= Recognition of same-sex unions in Myanmar =

Myanmar does not recognise same-sex marriage or civil unions. Burmese law recognises different family laws for its four main religions, Buddhism, Christianity, Islam and Hinduism, none of which permit same-sex unions.

==Legal history==
===Background===
On 18 November 2013, a man and a transgender woman were married in Mawlamyine, drawing "harsh criticism and threats in the local community and from authorities". In March 2014, a same-sex couple, Myo Min Htet and Tin Ko Ko, held a wedding ceremony in Yangon in traditional Burmese clothing after having lived together for 10 years. The marriage was performed in front of 200 friends and family members, but lacks legal recognition in Myanmar. The Diplomat called the ceremony "a huge victory for the country's LGBT community, considering the climate of harassment and oppression of marginalized groups under the former military junta". It triggered backlash from social conservatives, who queried why the anti-homosexuality laws had not been enforced against the couple. Indeed, same-sex sexual relations are outlawed in Myanmar under a colonial-era law introduced during the time of the British Raj. In May 2024, a lesbian couple were married at a pride parade in Chiang Mai in Thailand. "This is an opportunity we cannot get in our country," said the couple, who cited Myanmar's laws and the "frequent abuse, discrimination and imprisonment" under the military junta that came to power after the 2021 coup d'état as their reasons for fleeing Myanmar.

===Restrictions===

Similarly to India, Myanmar has different family laws according to the religion or community of the spouses, originating due to Myanmar's former status as part of the British Raj. The Myanmar Customary Law (မြန်မာ့ဓလေ့ထုံးတမ်းဥပဒေ, Myanmar Dhalaehtonetam Upaday) is the law that applies to all Buddhists. It mainly concerns family matters such as marriage, divorce, matrimonial rights and inheritance. The Myanmar Customary Law is not a written, enacted law, but rather has been developed by the courts, individual pieces of legislation (such as the Buddhist Women's Special Marriage Law), and some principles of Dhammathats, general principles in accordance with modern customs and habits of Buddhists. Customary law requires that in order to form a valid Buddhist marriage: the man must have attained puberty; the woman must be above twenty years of age, except if a widow, a divorcée, or has obtained her parents' or guardians' consent; the spouses must give their mutual and free consent to become husband and wife; the spouses parties must be mentally competent; the woman should not already be married; and if there is no marriage ceremony, the couple must openly live together as husband and wife.

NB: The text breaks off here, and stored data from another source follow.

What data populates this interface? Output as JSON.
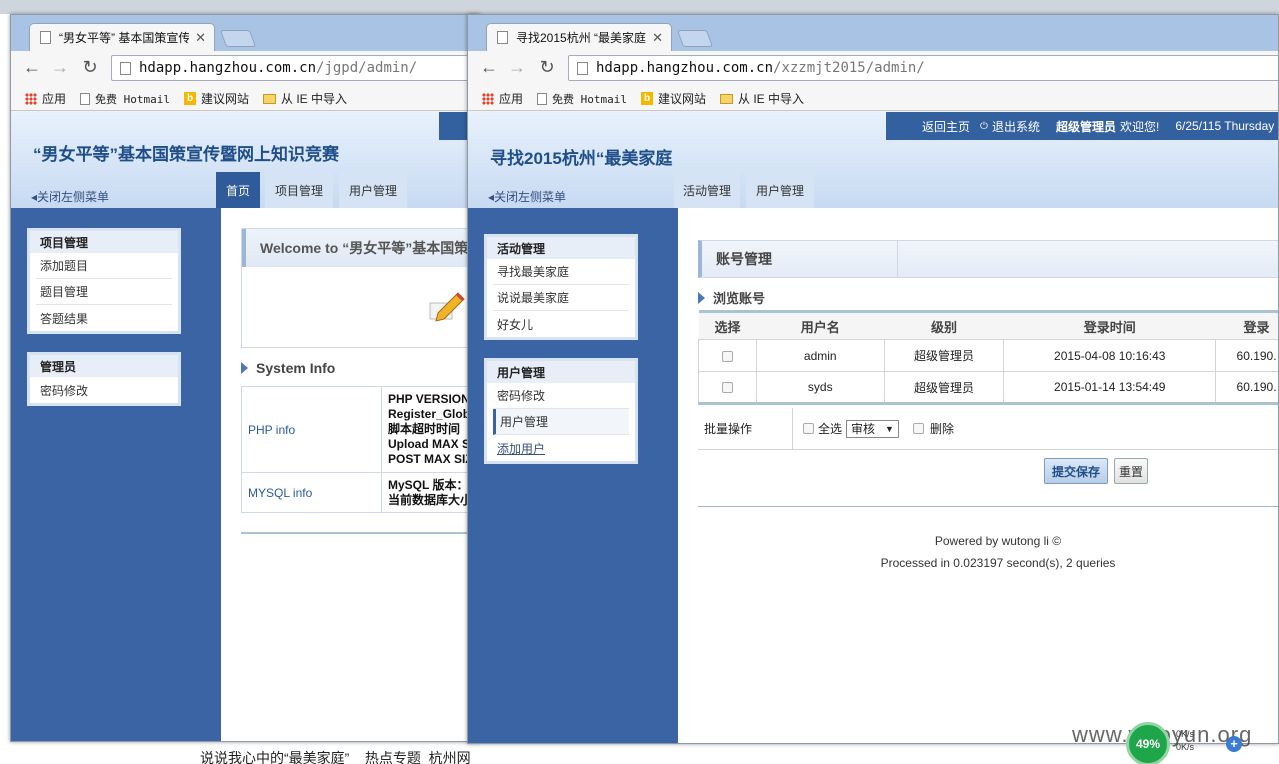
{
  "desktop": {
    "bottom_text": "说说我心中的“最美家庭” _ 热点专题_杭州网"
  },
  "win1": {
    "tab_title": "“男女平等” 基本国策宣传",
    "url_host": "hdapp.hangzhou.com.cn",
    "url_path": "/jgpd/admin/",
    "bookmarks": [
      "应用",
      "免费 Hotmail",
      "建议网站",
      "从 IE 中导入"
    ],
    "site_title": "“男女平等”基本国策宣传暨网上知识竞赛",
    "close_menu": "关闭左侧菜单",
    "nav_tabs": [
      "首页",
      "项目管理",
      "用户管理"
    ],
    "side_groups": [
      {
        "title": "项目管理",
        "items": [
          "添加题目",
          "题目管理",
          "答题结果"
        ]
      },
      {
        "title": "管理员",
        "items": [
          "密码修改"
        ]
      }
    ],
    "welcome": "Welcome to “男女平等”基本国策",
    "system_info_title": "System Info",
    "info_rows": [
      {
        "key": "PHP info",
        "lines": [
          "PHP VERSION",
          "Register_Glob",
          "脚本超时时间",
          "Upload MAX Si",
          "POST MAX SIZ"
        ]
      },
      {
        "key": "MYSQL info",
        "lines": [
          "MySQL 版本：",
          "当前数据库大小"
        ]
      }
    ]
  },
  "win2": {
    "tab_title": "寻找2015杭州 “最美家庭",
    "url_host": "hdapp.hangzhou.com.cn",
    "url_path": "/xzzmjt2015/admin/",
    "bookmarks": [
      "应用",
      "免费 Hotmail",
      "建议网站",
      "从 IE 中导入"
    ],
    "site_title": "寻找2015杭州“最美家庭",
    "header_links": {
      "home": "返回主页",
      "logout": "退出系统",
      "admin": "超级管理员",
      "welcome": "欢迎您!",
      "date": "6/25/115 Thursday"
    },
    "close_menu": "关闭左侧菜单",
    "nav_tabs": [
      "活动管理",
      "用户管理"
    ],
    "side_groups": [
      {
        "title": "活动管理",
        "items": [
          "寻找最美家庭",
          "说说最美家庭",
          "好女儿"
        ]
      },
      {
        "title": "用户管理",
        "items": [
          "密码修改",
          "用户管理",
          "添加用户"
        ]
      }
    ],
    "section_title": "账号管理",
    "browse_title": "浏览账号",
    "table": {
      "headers": [
        "选择",
        "用户名",
        "级别",
        "登录时间",
        "登录"
      ],
      "rows": [
        {
          "user": "admin",
          "level": "超级管理员",
          "time": "2015-04-08 10:16:43",
          "ip": "60.190."
        },
        {
          "user": "syds",
          "level": "超级管理员",
          "time": "2015-01-14 13:54:49",
          "ip": "60.190."
        }
      ]
    },
    "batch": {
      "label": "批量操作",
      "select_all": "全选",
      "action": "审核",
      "delete": "删除"
    },
    "buttons": {
      "submit": "提交保存",
      "reset": "重置"
    },
    "footer": {
      "powered": "Powered by wutong li ©",
      "processed": "Processed in 0.023197 second(s), 2 queries"
    }
  },
  "overlay": {
    "net_percent": "49%",
    "speed_up": "0K/s",
    "speed_down": "0K/s",
    "watermark": "www.wooyun.org"
  }
}
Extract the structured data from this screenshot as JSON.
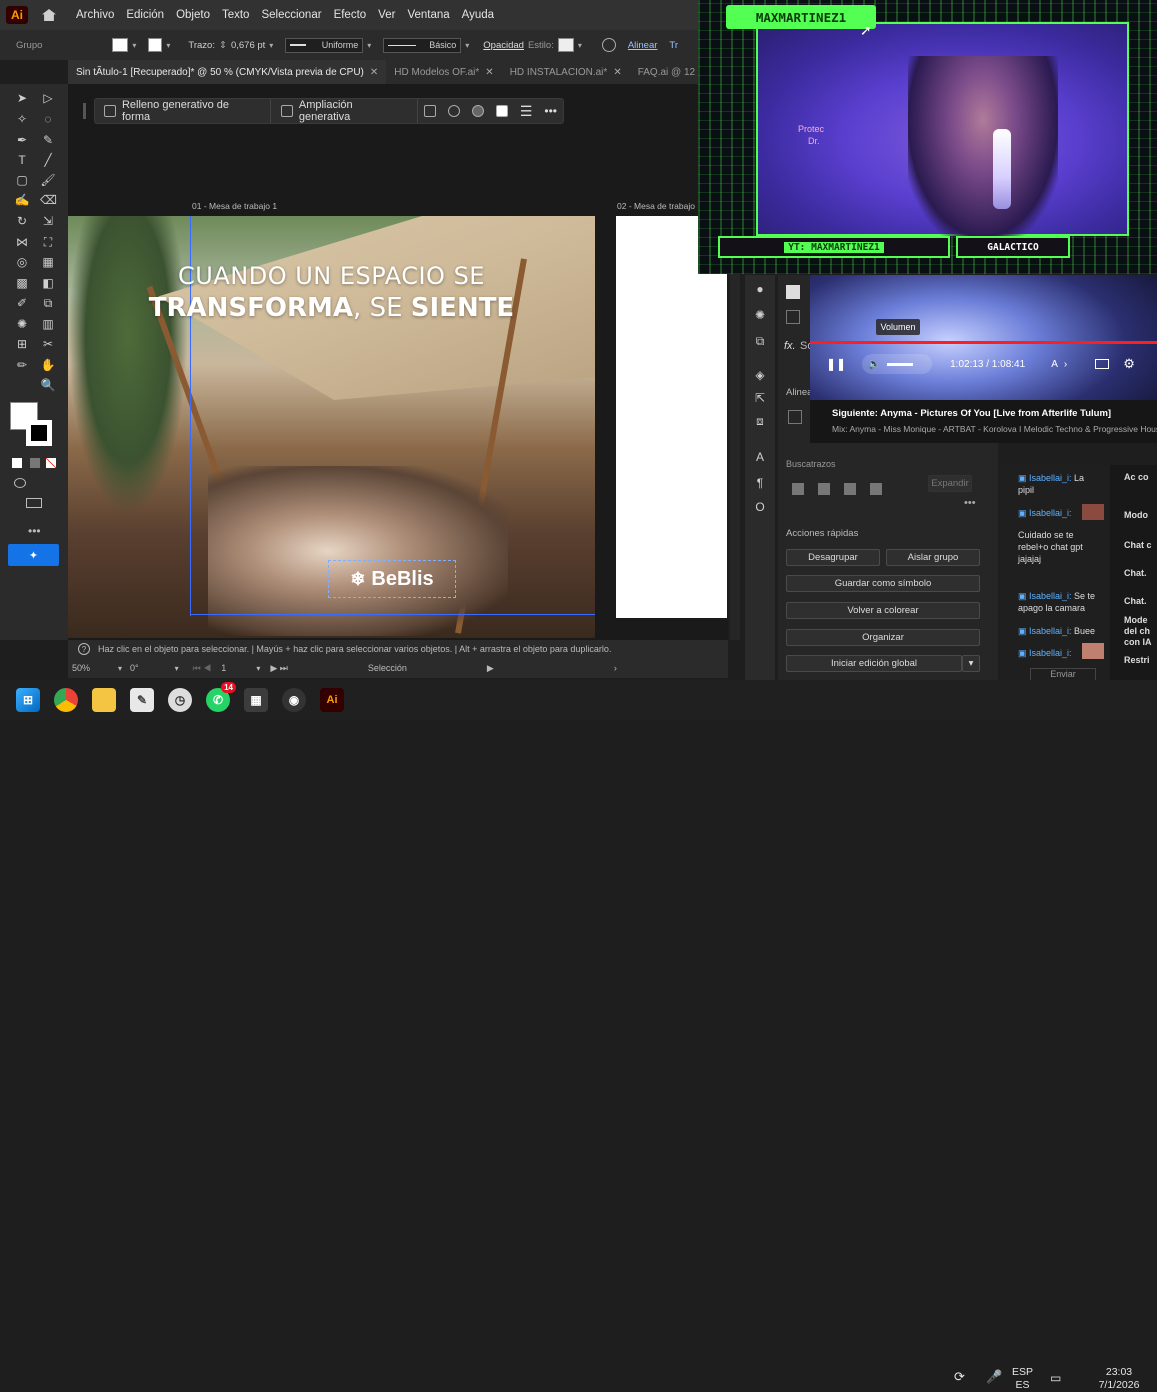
{
  "app": {
    "logo": "Ai"
  },
  "menu": [
    "Archivo",
    "Edición",
    "Objeto",
    "Texto",
    "Seleccionar",
    "Efecto",
    "Ver",
    "Ventana",
    "Ayuda"
  ],
  "control": {
    "selection_label": "Grupo",
    "stroke_label": "Trazo:",
    "stroke_value": "0,676 pt",
    "stroke_profile": "Uniforme",
    "brush": "Básico",
    "opacity_label": "Opacidad",
    "style_label": "Estilo:",
    "align_label": "Alinear",
    "extra": "Tr"
  },
  "tabs": [
    {
      "label": "Sin tÃtulo-1 [Recuperado]* @ 50 % (CMYK/Vista previa de CPU)",
      "active": true
    },
    {
      "label": "HD Modelos OF.ai*",
      "active": false
    },
    {
      "label": "HD INSTALACION.ai*",
      "active": false
    },
    {
      "label": "FAQ.ai @ 12",
      "active": false
    }
  ],
  "context_bar": {
    "item1": "Relleno generativo de forma",
    "item2": "Ampliación generativa"
  },
  "artboards": {
    "a1": "01 - Mesa de trabajo 1",
    "a2": "02 - Mesa de trabajo"
  },
  "artwork": {
    "line1": "CUANDO UN ESPACIO SE",
    "line2_bold1": "TRANSFORMA",
    "line2_mid": ", SE ",
    "line2_bold2": "SIENTE",
    "logo_text": "BeBlis"
  },
  "status": {
    "hint": "Haz clic en el objeto para seleccionar.  |  Mayús + haz clic para seleccionar varios objetos.  |  Alt + arrastra el objeto para duplicarlo.",
    "zoom": "50%",
    "angle": "0°",
    "artboard_num": "1",
    "tool": "Selección"
  },
  "properties": {
    "fx": "fx.",
    "so": "So",
    "align": "Alinea",
    "buscar": "Buscatrazos",
    "quick_actions": "Acciones rápidas",
    "ungroup": "Desagrupar",
    "isolate": "Aislar grupo",
    "save_symbol": "Guardar como símbolo",
    "recolor": "Volver a colorear",
    "arrange": "Organizar",
    "global_edit": "Iniciar edición global",
    "expand": "Expandir"
  },
  "stream": {
    "name": "MAXMARTINEZ1",
    "yt": "YT: MAXMARTINEZ1",
    "tag": "GALACTICO",
    "poster_text1": "Protec",
    "poster_text2": "Dr."
  },
  "youtube": {
    "tooltip": "Volumen",
    "time": "1:02:13 / 1:08:41",
    "next_title": "Siguiente: Anyma - Pictures Of You [Live from Afterlife Tulum]",
    "next_sub": "Mix: Anyma - Miss Monique - ARTBAT - Korolova I Melodic Techno & Progressive House M",
    "caption_label": "A"
  },
  "chat": {
    "messages": [
      {
        "name": "Isabellai_i:",
        "text": " La pipil"
      },
      {
        "name": "Isabellai_i:",
        "text": ""
      },
      {
        "name": "",
        "text": "Cuidado se te rebel+o chat gpt jajajaj"
      },
      {
        "name": "Isabellai_i:",
        "text": " Se te apago la camara"
      },
      {
        "name": "Isabellai_i:",
        "text": " Buee"
      },
      {
        "name": "Isabellai_i:",
        "text": ""
      }
    ],
    "send": "Enviar",
    "side_items": [
      "Ac co",
      "Modo",
      "Chat c",
      "Chat.",
      "Chat.",
      "Mode del ch con IA",
      "Restri"
    ]
  },
  "taskbar": {
    "lang1": "ESP",
    "lang2": "ES",
    "time": "23:03",
    "date": "7/1/2026",
    "whatsapp_badge": "14"
  }
}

Family laws for Myanmar's three other officially recognised religions, Christianity, Islam and Hinduism, do not recognise same-sex marriages. These personal laws largely consist of case law, although there are some pieces of legislation which have been passed by the various parliaments of Myanmar, based on similar laws passed in British India during the colonial period. The Christian Marriage Act, 1872 states that a Christian marriage may be solemnised "by any person who has received episcopal ordination, provided
that the marriage be solemnized according to the rules, rites, ceremonies and customs of the Church of which he is a Minister", and requires that "the age of the man intending to be married shall exceed sixteen years, and the age of the woman intending to be married shall exceed thirteen years". Islamic family law consists of court precedents, requiring that "every Muslim of sound mind and having reached the age of majority may enter into a contract of marriage, in the presence of the witnesses." A Muslim woman who is under 18 years of age and not less than 16 years of age may enter into a contract of marriage with the agreement of her legal guardians.

The Special Marriage Act, 1872 (အထူးထိမ်းမြားခြင်းဆိုင်ရာအက်ဥပဒေ ၁၈၇၂, Aahtuu Htaimmyarrhkyinn Sineraraaatupaday 1872) provides for marriages "between persons neither of whom professes the Christian or the Jewish, or the Hindu or the Muhammadan, or the Parsi or the Buddhist, or the Sikh or the Jaina religion or between persons each of whom professes one or other of the following religions, that is to say, the Hindu, Buddhist, Sikh or Jaina religion". The act allows for interfaith marriages, and does not explicitly forbid same-sex marriages. However, it generally assumes that the spouses are not of the same sex. Concerning whom may marry, the act states that "the man must have completed his age of eighteen years, and the woman her age of fourteen years, according to the Gregorian calendar". Today, many young couples apply to marry in front of a judge or a magistrate, and swear an oath and sign affidavits stating their eligibility and intention to marry. Same-sex couples do not have access to the legal rights, benefits and obligations of marriage, including adoption and inheritance rights, among others. In November 2013, human rights activist Aung Myo Min called for the legalization of same-sex marriage, "All people have their own rights. They have right to get married to whoever they want. Men can marry men, women can marry women. This is their private right." The legalisation of same-sex marriage in Thailand received some media coverage in Myanmar.